Variance multiplier (the agent tax)

Architecture	Multiplier	Why
Stainless-style search + execute + skills + preflight	1.2×–1.5×	One discovery pass, one batched write, few retries.
Multi-tool MCP + skills, no preflight	3×–5×	Each fail = a new tool call. Skills help but don't replace introspection.
Naive multi-tool MCP, no skills, no preflight	8×–15×	Pay-per-discovery. Worst-case the agent loops on validation rules.

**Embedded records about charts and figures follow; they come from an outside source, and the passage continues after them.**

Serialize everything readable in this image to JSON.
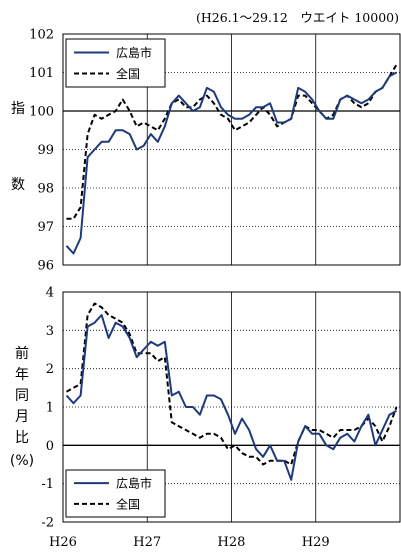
{
  "note": "(H26.1～29.12　ウエイト 10000)",
  "colors": {
    "hiroshima": "#1f3a7a",
    "national": "#000000",
    "grid": "#000000"
  },
  "legend_hiroshima": "広島市",
  "legend_national": "全国",
  "xticks": [
    "H26",
    "H27",
    "H28",
    "H29"
  ],
  "chart_data": [
    {
      "type": "line",
      "ylabel_chars": [
        "指",
        "",
        "数"
      ],
      "ylim": [
        96,
        102
      ],
      "yticks": [
        "96",
        "97",
        "98",
        "99",
        "100",
        "101",
        "102"
      ],
      "reference": 100,
      "x": [
        "H26.1",
        "H26.2",
        "H26.3",
        "H26.4",
        "H26.5",
        "H26.6",
        "H26.7",
        "H26.8",
        "H26.9",
        "H26.10",
        "H26.11",
        "H26.12",
        "H27.1",
        "H27.2",
        "H27.3",
        "H27.4",
        "H27.5",
        "H27.6",
        "H27.7",
        "H27.8",
        "H27.9",
        "H27.10",
        "H27.11",
        "H27.12",
        "H28.1",
        "H28.2",
        "H28.3",
        "H28.4",
        "H28.5",
        "H28.6",
        "H28.7",
        "H28.8",
        "H28.9",
        "H28.10",
        "H28.11",
        "H28.12",
        "H29.1",
        "H29.2",
        "H29.3",
        "H29.4",
        "H29.5",
        "H29.6",
        "H29.7",
        "H29.8",
        "H29.9",
        "H29.10",
        "H29.11",
        "H29.12"
      ],
      "series": [
        {
          "name": "広島市",
          "style": "solid",
          "values": [
            96.5,
            96.3,
            96.7,
            98.8,
            99.0,
            99.2,
            99.2,
            99.5,
            99.5,
            99.4,
            99.0,
            99.1,
            99.4,
            99.2,
            99.6,
            100.2,
            100.4,
            100.2,
            100.0,
            100.1,
            100.6,
            100.5,
            100.1,
            99.9,
            99.8,
            99.8,
            99.9,
            100.1,
            100.1,
            100.2,
            99.7,
            99.7,
            99.8,
            100.6,
            100.5,
            100.3,
            100.0,
            99.8,
            99.8,
            100.3,
            100.4,
            100.3,
            100.2,
            100.3,
            100.5,
            100.6,
            100.9,
            101.0
          ]
        },
        {
          "name": "全国",
          "style": "dashed",
          "values": [
            97.2,
            97.2,
            97.5,
            99.4,
            99.9,
            99.8,
            99.9,
            100.0,
            100.3,
            100.0,
            99.6,
            99.7,
            99.6,
            99.5,
            99.8,
            100.2,
            100.3,
            100.1,
            100.1,
            100.3,
            100.4,
            100.2,
            99.9,
            99.8,
            99.5,
            99.6,
            99.7,
            99.9,
            100.1,
            99.9,
            99.6,
            99.7,
            99.8,
            100.4,
            100.4,
            100.2,
            100.0,
            99.8,
            99.9,
            100.3,
            100.4,
            100.2,
            100.1,
            100.2,
            100.5,
            100.6,
            100.9,
            101.2
          ]
        }
      ]
    },
    {
      "type": "line",
      "ylabel_chars": [
        "前",
        "年",
        "同",
        "月",
        "比",
        "(%)"
      ],
      "ylim": [
        -2,
        4
      ],
      "yticks": [
        "-2",
        "-1",
        "0",
        "1",
        "2",
        "3",
        "4"
      ],
      "reference": 0,
      "x": [
        "H26.1",
        "H26.2",
        "H26.3",
        "H26.4",
        "H26.5",
        "H26.6",
        "H26.7",
        "H26.8",
        "H26.9",
        "H26.10",
        "H26.11",
        "H26.12",
        "H27.1",
        "H27.2",
        "H27.3",
        "H27.4",
        "H27.5",
        "H27.6",
        "H27.7",
        "H27.8",
        "H27.9",
        "H27.10",
        "H27.11",
        "H27.12",
        "H28.1",
        "H28.2",
        "H28.3",
        "H28.4",
        "H28.5",
        "H28.6",
        "H28.7",
        "H28.8",
        "H28.9",
        "H28.10",
        "H28.11",
        "H28.12",
        "H29.1",
        "H29.2",
        "H29.3",
        "H29.4",
        "H29.5",
        "H29.6",
        "H29.7",
        "H29.8",
        "H29.9",
        "H29.10",
        "H29.11",
        "H29.12"
      ],
      "series": [
        {
          "name": "広島市",
          "style": "solid",
          "values": [
            1.3,
            1.1,
            1.3,
            3.1,
            3.2,
            3.4,
            2.8,
            3.2,
            3.1,
            2.8,
            2.3,
            2.5,
            2.7,
            2.6,
            2.7,
            1.3,
            1.4,
            1.0,
            1.0,
            0.8,
            1.3,
            1.3,
            1.2,
            0.8,
            0.3,
            0.7,
            0.4,
            -0.1,
            -0.3,
            0.0,
            -0.4,
            -0.4,
            -0.9,
            0.1,
            0.5,
            0.3,
            0.3,
            0.0,
            -0.1,
            0.2,
            0.3,
            0.1,
            0.5,
            0.8,
            0.0,
            0.4,
            0.8,
            0.9
          ]
        },
        {
          "name": "全国",
          "style": "dashed",
          "values": [
            1.4,
            1.5,
            1.6,
            3.4,
            3.7,
            3.6,
            3.4,
            3.3,
            3.2,
            2.9,
            2.4,
            2.4,
            2.4,
            2.2,
            2.3,
            0.6,
            0.5,
            0.4,
            0.3,
            0.2,
            0.3,
            0.3,
            0.2,
            -0.1,
            0.0,
            -0.2,
            -0.3,
            -0.3,
            -0.5,
            -0.4,
            -0.4,
            -0.4,
            -0.5,
            0.1,
            0.5,
            0.4,
            0.4,
            0.3,
            0.2,
            0.4,
            0.4,
            0.4,
            0.5,
            0.7,
            0.5,
            0.1,
            0.5,
            1.0
          ]
        }
      ]
    }
  ]
}
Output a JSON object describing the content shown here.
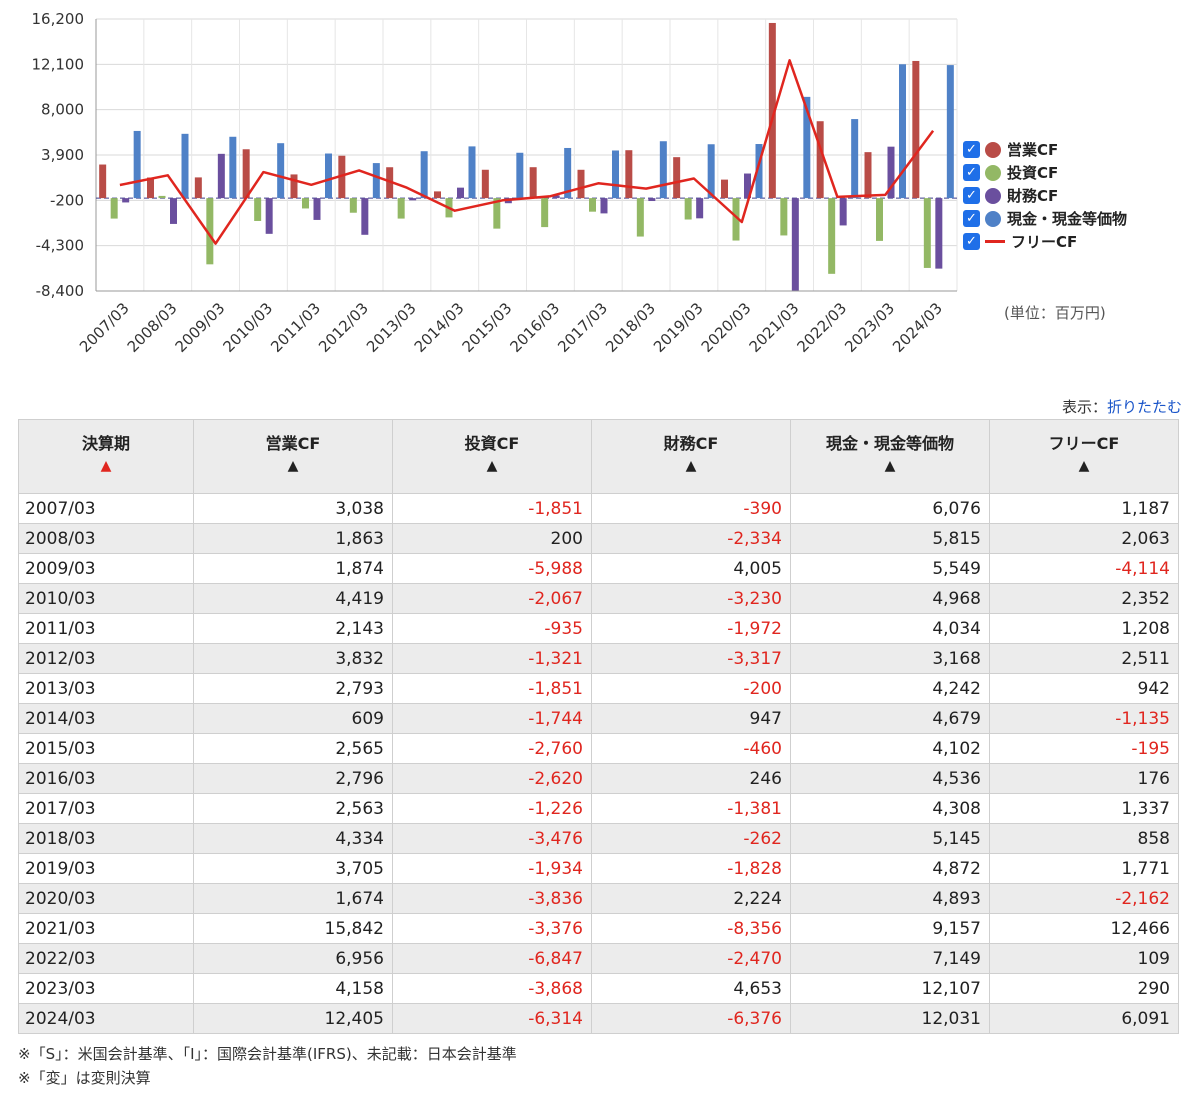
{
  "chart_data": {
    "type": "bar",
    "categories": [
      "2007/03",
      "2008/03",
      "2009/03",
      "2010/03",
      "2011/03",
      "2012/03",
      "2013/03",
      "2014/03",
      "2015/03",
      "2016/03",
      "2017/03",
      "2018/03",
      "2019/03",
      "2020/03",
      "2021/03",
      "2022/03",
      "2023/03",
      "2024/03"
    ],
    "series": [
      {
        "name": "営業CF",
        "type": "bar",
        "color": "#b94c47",
        "values": [
          3038,
          1863,
          1874,
          4419,
          2143,
          3832,
          2793,
          609,
          2565,
          2796,
          2563,
          4334,
          3705,
          1674,
          15842,
          6956,
          4158,
          12405
        ]
      },
      {
        "name": "投資CF",
        "type": "bar",
        "color": "#93b865",
        "values": [
          -1851,
          200,
          -5988,
          -2067,
          -935,
          -1321,
          -1851,
          -1744,
          -2760,
          -2620,
          -1226,
          -3476,
          -1934,
          -3836,
          -3376,
          -6847,
          -3868,
          -6314
        ]
      },
      {
        "name": "財務CF",
        "type": "bar",
        "color": "#6a4f9e",
        "values": [
          -390,
          -2334,
          4005,
          -3230,
          -1972,
          -3317,
          -200,
          947,
          -460,
          246,
          -1381,
          -262,
          -1828,
          2224,
          -8356,
          -2470,
          4653,
          -6376
        ]
      },
      {
        "name": "現金・現金等価物",
        "type": "bar",
        "color": "#4f81c7",
        "values": [
          6076,
          5815,
          5549,
          4968,
          4034,
          3168,
          4242,
          4679,
          4102,
          4536,
          4308,
          5145,
          4872,
          4893,
          9157,
          7149,
          12107,
          12031
        ]
      },
      {
        "name": "フリーCF",
        "type": "line",
        "color": "#e0261f",
        "values": [
          1187,
          2063,
          -4114,
          2352,
          1208,
          2511,
          942,
          -1135,
          -195,
          176,
          1337,
          858,
          1771,
          -2162,
          12466,
          109,
          290,
          6091
        ]
      }
    ],
    "yticks": [
      "16,200",
      "12,100",
      "8,000",
      "3,900",
      "-200",
      "-4,300",
      "-8,400"
    ],
    "ytick_values": [
      16200,
      12100,
      8000,
      3900,
      -200,
      -4300,
      -8400
    ],
    "ylim": [
      -8400,
      16200
    ],
    "grid": true,
    "legend_position": "right",
    "unit": "(単位：百万円)"
  },
  "legend": {
    "check_mark": "✓",
    "items": [
      "営業CF",
      "投資CF",
      "財務CF",
      "現金・現金等価物",
      "フリーCF"
    ]
  },
  "display": {
    "label": "表示：",
    "link": "折りたたむ"
  },
  "table": {
    "headers": [
      "決算期",
      "営業CF",
      "投資CF",
      "財務CF",
      "現金・現金等価物",
      "フリーCF"
    ],
    "sort_arrow": "▲",
    "rows": [
      [
        "2007/03",
        "3,038",
        "-1,851",
        "-390",
        "6,076",
        "1,187"
      ],
      [
        "2008/03",
        "1,863",
        "200",
        "-2,334",
        "5,815",
        "2,063"
      ],
      [
        "2009/03",
        "1,874",
        "-5,988",
        "4,005",
        "5,549",
        "-4,114"
      ],
      [
        "2010/03",
        "4,419",
        "-2,067",
        "-3,230",
        "4,968",
        "2,352"
      ],
      [
        "2011/03",
        "2,143",
        "-935",
        "-1,972",
        "4,034",
        "1,208"
      ],
      [
        "2012/03",
        "3,832",
        "-1,321",
        "-3,317",
        "3,168",
        "2,511"
      ],
      [
        "2013/03",
        "2,793",
        "-1,851",
        "-200",
        "4,242",
        "942"
      ],
      [
        "2014/03",
        "609",
        "-1,744",
        "947",
        "4,679",
        "-1,135"
      ],
      [
        "2015/03",
        "2,565",
        "-2,760",
        "-460",
        "4,102",
        "-195"
      ],
      [
        "2016/03",
        "2,796",
        "-2,620",
        "246",
        "4,536",
        "176"
      ],
      [
        "2017/03",
        "2,563",
        "-1,226",
        "-1,381",
        "4,308",
        "1,337"
      ],
      [
        "2018/03",
        "4,334",
        "-3,476",
        "-262",
        "5,145",
        "858"
      ],
      [
        "2019/03",
        "3,705",
        "-1,934",
        "-1,828",
        "4,872",
        "1,771"
      ],
      [
        "2020/03",
        "1,674",
        "-3,836",
        "2,224",
        "4,893",
        "-2,162"
      ],
      [
        "2021/03",
        "15,842",
        "-3,376",
        "-8,356",
        "9,157",
        "12,466"
      ],
      [
        "2022/03",
        "6,956",
        "-6,847",
        "-2,470",
        "7,149",
        "109"
      ],
      [
        "2023/03",
        "4,158",
        "-3,868",
        "4,653",
        "12,107",
        "290"
      ],
      [
        "2024/03",
        "12,405",
        "-6,314",
        "-6,376",
        "12,031",
        "6,091"
      ]
    ]
  },
  "notes": [
    "※「S」：米国会計基準、「I」：国際会計基準(IFRS)、未記載：日本会計基準",
    "※「変」は変則決算"
  ]
}
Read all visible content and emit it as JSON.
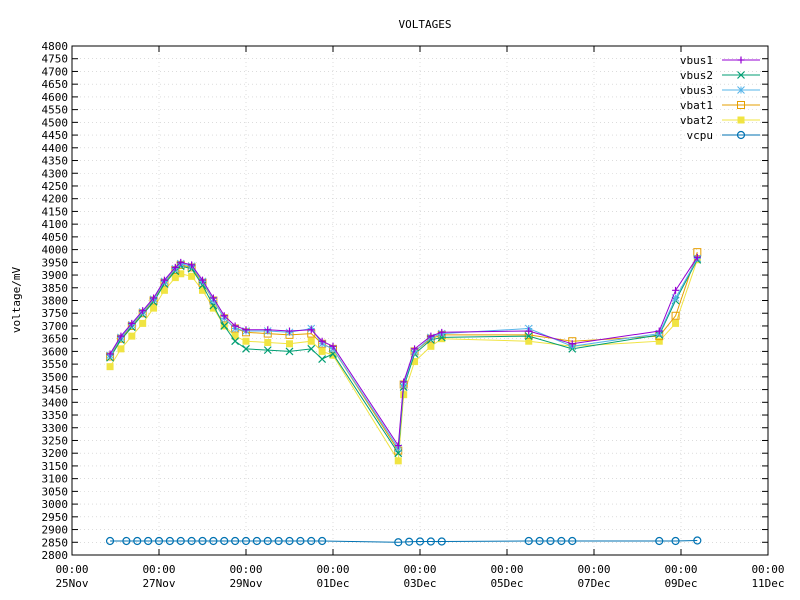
{
  "chart_data": {
    "type": "line",
    "title": "VOLTAGES",
    "xlabel": "",
    "ylabel": "voltage/mV",
    "xlim": [
      "2023-11-25 00:00",
      "2023-12-11 00:00"
    ],
    "ylim": [
      2800,
      4800
    ],
    "x_ticks": [
      {
        "date": "2023-11-25 00:00",
        "time": "00:00",
        "day": "25Nov"
      },
      {
        "date": "2023-11-27 00:00",
        "time": "00:00",
        "day": "27Nov"
      },
      {
        "date": "2023-11-29 00:00",
        "time": "00:00",
        "day": "29Nov"
      },
      {
        "date": "2023-12-01 00:00",
        "time": "00:00",
        "day": "01Dec"
      },
      {
        "date": "2023-12-03 00:00",
        "time": "00:00",
        "day": "03Dec"
      },
      {
        "date": "2023-12-05 00:00",
        "time": "00:00",
        "day": "05Dec"
      },
      {
        "date": "2023-12-07 00:00",
        "time": "00:00",
        "day": "07Dec"
      },
      {
        "date": "2023-12-09 00:00",
        "time": "00:00",
        "day": "09Dec"
      },
      {
        "date": "2023-12-11 00:00",
        "time": "00:00",
        "day": "11Dec"
      }
    ],
    "y_ticks": [
      2800,
      2850,
      2900,
      2950,
      3000,
      3050,
      3100,
      3150,
      3200,
      3250,
      3300,
      3350,
      3400,
      3450,
      3500,
      3550,
      3600,
      3650,
      3700,
      3750,
      3800,
      3850,
      3900,
      3950,
      4000,
      4050,
      4100,
      4150,
      4200,
      4250,
      4300,
      4350,
      4400,
      4450,
      4500,
      4550,
      4600,
      4650,
      4700,
      4750,
      4800
    ],
    "grid": true,
    "legend_position": "top-right",
    "series": [
      {
        "name": "vbus1",
        "color": "#9400d3",
        "marker": "plus",
        "x": [
          "2023-11-25 21:00",
          "2023-11-26 03:00",
          "2023-11-26 09:00",
          "2023-11-26 15:00",
          "2023-11-26 21:00",
          "2023-11-27 03:00",
          "2023-11-27 09:00",
          "2023-11-27 12:00",
          "2023-11-27 18:00",
          "2023-11-28 00:00",
          "2023-11-28 06:00",
          "2023-11-28 12:00",
          "2023-11-28 18:00",
          "2023-11-29 00:00",
          "2023-11-29 12:00",
          "2023-11-30 00:00",
          "2023-11-30 12:00",
          "2023-11-30 18:00",
          "2023-12-01 00:00",
          "2023-12-02 12:00",
          "2023-12-02 15:00",
          "2023-12-02 21:00",
          "2023-12-03 06:00",
          "2023-12-03 12:00",
          "2023-12-05 12:00",
          "2023-12-06 12:00",
          "2023-12-08 12:00",
          "2023-12-08 21:00",
          "2023-12-09 09:00"
        ],
        "y": [
          3590,
          3660,
          3710,
          3760,
          3810,
          3880,
          3930,
          3950,
          3940,
          3880,
          3810,
          3740,
          3700,
          3685,
          3685,
          3680,
          3685,
          3640,
          3620,
          3230,
          3480,
          3610,
          3660,
          3675,
          3680,
          3630,
          3680,
          3840,
          3970
        ]
      },
      {
        "name": "vbus2",
        "color": "#009e73",
        "marker": "x",
        "x": [
          "2023-11-25 21:00",
          "2023-11-26 03:00",
          "2023-11-26 09:00",
          "2023-11-26 15:00",
          "2023-11-26 21:00",
          "2023-11-27 03:00",
          "2023-11-27 09:00",
          "2023-11-27 12:00",
          "2023-11-27 18:00",
          "2023-11-28 00:00",
          "2023-11-28 06:00",
          "2023-11-28 12:00",
          "2023-11-28 18:00",
          "2023-11-29 00:00",
          "2023-11-29 12:00",
          "2023-11-30 00:00",
          "2023-11-30 12:00",
          "2023-11-30 18:00",
          "2023-12-01 00:00",
          "2023-12-02 12:00",
          "2023-12-02 15:00",
          "2023-12-02 21:00",
          "2023-12-03 06:00",
          "2023-12-03 12:00",
          "2023-12-05 12:00",
          "2023-12-06 12:00",
          "2023-12-08 12:00",
          "2023-12-08 21:00",
          "2023-12-09 09:00"
        ],
        "y": [
          3575,
          3645,
          3695,
          3745,
          3795,
          3865,
          3915,
          3935,
          3925,
          3860,
          3780,
          3700,
          3640,
          3610,
          3605,
          3600,
          3610,
          3570,
          3590,
          3200,
          3460,
          3590,
          3645,
          3655,
          3660,
          3610,
          3665,
          3800,
          3960
        ]
      },
      {
        "name": "vbus3",
        "color": "#56b4e9",
        "marker": "star",
        "x": [
          "2023-11-25 21:00",
          "2023-11-26 03:00",
          "2023-11-26 09:00",
          "2023-11-26 15:00",
          "2023-11-26 21:00",
          "2023-11-27 03:00",
          "2023-11-27 09:00",
          "2023-11-27 12:00",
          "2023-11-27 18:00",
          "2023-11-28 00:00",
          "2023-11-28 06:00",
          "2023-11-28 12:00",
          "2023-11-28 18:00",
          "2023-11-29 00:00",
          "2023-11-29 12:00",
          "2023-11-30 00:00",
          "2023-11-30 12:00",
          "2023-11-30 18:00",
          "2023-12-01 00:00",
          "2023-12-02 12:00",
          "2023-12-02 15:00",
          "2023-12-02 21:00",
          "2023-12-03 06:00",
          "2023-12-03 12:00",
          "2023-12-05 12:00",
          "2023-12-06 12:00",
          "2023-12-08 12:00",
          "2023-12-08 21:00",
          "2023-12-09 09:00"
        ],
        "y": [
          3585,
          3655,
          3705,
          3755,
          3805,
          3875,
          3925,
          3945,
          3935,
          3875,
          3800,
          3730,
          3690,
          3680,
          3680,
          3675,
          3690,
          3630,
          3610,
          3220,
          3470,
          3600,
          3655,
          3670,
          3690,
          3620,
          3670,
          3810,
          3965
        ]
      },
      {
        "name": "vbat1",
        "color": "#e69f00",
        "marker": "square-open",
        "x": [
          "2023-11-25 21:00",
          "2023-11-26 03:00",
          "2023-11-26 09:00",
          "2023-11-26 15:00",
          "2023-11-26 21:00",
          "2023-11-27 03:00",
          "2023-11-27 09:00",
          "2023-11-27 12:00",
          "2023-11-27 18:00",
          "2023-11-28 00:00",
          "2023-11-28 06:00",
          "2023-11-28 12:00",
          "2023-11-28 18:00",
          "2023-11-29 00:00",
          "2023-11-29 12:00",
          "2023-11-30 00:00",
          "2023-11-30 12:00",
          "2023-11-30 18:00",
          "2023-12-01 00:00",
          "2023-12-02 12:00",
          "2023-12-02 15:00",
          "2023-12-02 21:00",
          "2023-12-03 06:00",
          "2023-12-03 12:00",
          "2023-12-05 12:00",
          "2023-12-06 12:00",
          "2023-12-08 12:00",
          "2023-12-08 21:00",
          "2023-12-09 09:00"
        ],
        "y": [
          3580,
          3650,
          3700,
          3750,
          3800,
          3870,
          3920,
          3940,
          3930,
          3870,
          3800,
          3730,
          3690,
          3675,
          3670,
          3665,
          3670,
          3630,
          3610,
          3210,
          3470,
          3600,
          3650,
          3665,
          3665,
          3640,
          3660,
          3740,
          3990
        ]
      },
      {
        "name": "vbat2",
        "color": "#f0e442",
        "marker": "square-filled",
        "x": [
          "2023-11-25 21:00",
          "2023-11-26 03:00",
          "2023-11-26 09:00",
          "2023-11-26 15:00",
          "2023-11-26 21:00",
          "2023-11-27 03:00",
          "2023-11-27 09:00",
          "2023-11-27 12:00",
          "2023-11-27 18:00",
          "2023-11-28 00:00",
          "2023-11-28 06:00",
          "2023-11-28 12:00",
          "2023-11-28 18:00",
          "2023-11-29 00:00",
          "2023-11-29 12:00",
          "2023-11-30 00:00",
          "2023-11-30 12:00",
          "2023-11-30 18:00",
          "2023-12-01 00:00",
          "2023-12-02 12:00",
          "2023-12-02 15:00",
          "2023-12-02 21:00",
          "2023-12-03 06:00",
          "2023-12-03 12:00",
          "2023-12-05 12:00",
          "2023-12-06 12:00",
          "2023-12-08 12:00",
          "2023-12-08 21:00",
          "2023-12-09 09:00"
        ],
        "y": [
          3540,
          3610,
          3660,
          3710,
          3770,
          3840,
          3890,
          3905,
          3895,
          3840,
          3770,
          3700,
          3660,
          3640,
          3635,
          3630,
          3640,
          3600,
          3585,
          3170,
          3430,
          3560,
          3620,
          3650,
          3640,
          3620,
          3640,
          3710,
          3960
        ]
      },
      {
        "name": "vcpu",
        "color": "#0072b2",
        "marker": "circle-open",
        "x": [
          "2023-11-25 21:00",
          "2023-11-26 06:00",
          "2023-11-26 12:00",
          "2023-11-26 18:00",
          "2023-11-27 00:00",
          "2023-11-27 06:00",
          "2023-11-27 12:00",
          "2023-11-27 18:00",
          "2023-11-28 00:00",
          "2023-11-28 06:00",
          "2023-11-28 12:00",
          "2023-11-28 18:00",
          "2023-11-29 00:00",
          "2023-11-29 06:00",
          "2023-11-29 12:00",
          "2023-11-29 18:00",
          "2023-11-30 00:00",
          "2023-11-30 06:00",
          "2023-11-30 12:00",
          "2023-11-30 18:00",
          "2023-12-02 12:00",
          "2023-12-02 18:00",
          "2023-12-03 00:00",
          "2023-12-03 06:00",
          "2023-12-03 12:00",
          "2023-12-05 12:00",
          "2023-12-05 18:00",
          "2023-12-06 00:00",
          "2023-12-06 06:00",
          "2023-12-06 12:00",
          "2023-12-08 12:00",
          "2023-12-08 21:00",
          "2023-12-09 09:00"
        ],
        "y": [
          2855,
          2855,
          2855,
          2855,
          2855,
          2855,
          2855,
          2855,
          2855,
          2855,
          2855,
          2855,
          2855,
          2855,
          2855,
          2855,
          2855,
          2855,
          2855,
          2855,
          2850,
          2852,
          2853,
          2853,
          2853,
          2855,
          2855,
          2855,
          2855,
          2855,
          2855,
          2855,
          2857
        ]
      }
    ]
  }
}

Hidden multipliers (apply on top)

+20% — OAuth refresh overhead
+30% — Retry logic (timeouts, 429s, idempotency)
+50% — Triggers / Flows that issue callouts
+100% — Polling instead of CDC / Platform Events
+30% — "Agent gets confused and explores" tax (apply to any agentic estimate)

Worked example

Use case: 5,000 Quote-to-Cash transactions/day from a customer portal, driven by Claude + MCP.

Baseline = 6 calls/txn
Stainless architecture → variance × 1.4
Hidden: OAuth × 1.2, retry × 1.3, no polling
Per-txn = 6 × 1.4 × 1.2 × 1.3 ≈ 13 calls
Daily = 13 × 5,000 = ~65,000 calls/day
Org has 200 EE licenses → limit = 215,000/day
~30% of daily limit consumed. Safe, with headroom.

Same use case, naive multi-tool MCP: 6 × 10 × 1.2 × 1.3 = ~94 calls/txn → 470,000/day → over the limit. Org gets throttled by 11 AM.

11 · TL;DR

Baseline first. Count the deterministic calls per operation, multiply by volume.
Composite everything. If you're writing multiple records, you should be making 1 API call, not N.
Naive MCP is a tax. One-tool-per-endpoint forces failure-driven discovery. Plan for 8×–15× variance.
Stainless-style (search + execute) collapses variance to 1.2×–1.5×. Pay for discovery once, not per failure.
Skills encode patterns. Search returns fresh state. Use both. They're complementary, not alternatives.
Preflight beats retry every time. One preflight_create call before a write saves 5+ retry calls.
Push, don't poll. CDC and Platform Events don't count against your API limit.
Add a 30% "agent gets confused" tax to every agentic estimate. It will happen.

Naive MCP = pay-per-discovery.
Stainless MCP + skills + preflight = pay-per-intent.